The man who ran faster than death
So, since September, witnesses have been appearing before the Court. Robert Hissein, dubbed by his jailers “the man who runs faster than death” because he survived all their tortures, recounted his suffering and how he counted methodically the 2,053 prisoners he saw die. Bichara Dijbrine Ahmat, the only survivor from a summary execution of 148 prisoners of war in 1983, also testified. Then came testimonies of four women on sexual abuse that they endured in a military camp in northern Chad, and of insider Bamdjim Bandoum, former official of the Directorate of Documentation and Security (DDS), Habré’s political police and main instrument of repression. There were also testimonies from prison nurses who described the terrible detention conditions.

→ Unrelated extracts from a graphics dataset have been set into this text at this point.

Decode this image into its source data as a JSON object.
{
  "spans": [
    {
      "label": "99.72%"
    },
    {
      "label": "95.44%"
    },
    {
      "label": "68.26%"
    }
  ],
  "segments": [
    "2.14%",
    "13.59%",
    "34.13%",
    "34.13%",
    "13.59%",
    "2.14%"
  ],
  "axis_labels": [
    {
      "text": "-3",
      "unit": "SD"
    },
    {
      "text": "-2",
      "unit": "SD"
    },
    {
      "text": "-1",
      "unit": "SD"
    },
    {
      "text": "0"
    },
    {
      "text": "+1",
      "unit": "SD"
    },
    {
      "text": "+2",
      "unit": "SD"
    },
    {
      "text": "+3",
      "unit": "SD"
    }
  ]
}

Then on Thursday it was the turn of the three court-assigned defence lawyers, to whom Habré has never spoken, to make their final arguments. They talked of “pseudo-massacres”. They tried to cast doubt on the credibility of witnesses they said had been “prepared, manipulated and coached by HRW”. They said the claim by witness Khadija Hassane Zida that she had been raped by Habré himself could not be true because “she stank so much after three months in detention” that he, who had two wives, would not have lowered himself. They accused current Chadian president Idriss Deby of having offered former DDS torturers “a pact of absolution” if they testified against Habré. Finally, they painted a picture of Habré as the saviour of his nation facing down internal revolt and the Libyan invader, and requested an unlikely acquittal.
Not everything was perfect in this unprecedented trial, in fact far from it. But despite everything, it holds more lessons than the procedural arguments marking the endless trials of the International Criminal Court (ICC). The Chadian authorities have allowed internal broadcasting of the hearings. But they have banned former DDS leaders from testifying in Senegal, despite a judicial cooperation agreement between the two countries. Did they fear testimony against President Deby, who was for a time Habré’s Chief of Staff before ousting him? There was also the choice of the Accused to order his lawyer François Serre to boycott the trial and become instead a blogger in charge of a website dedicated to praising Habré and denouncing the illegitimacy of a Court presented as a “dark political and judicial plot” against his client.
Yet none of that takes away from the feelings of Souleymane Guengueng and many other victims that the holding of this trial is a victory in itself. “I will leave Dakar with my spirit appeased,” says Souleymane. “This is a precedent for Arica and the rest of the world.”
The verdict is expected on May 30, 2016.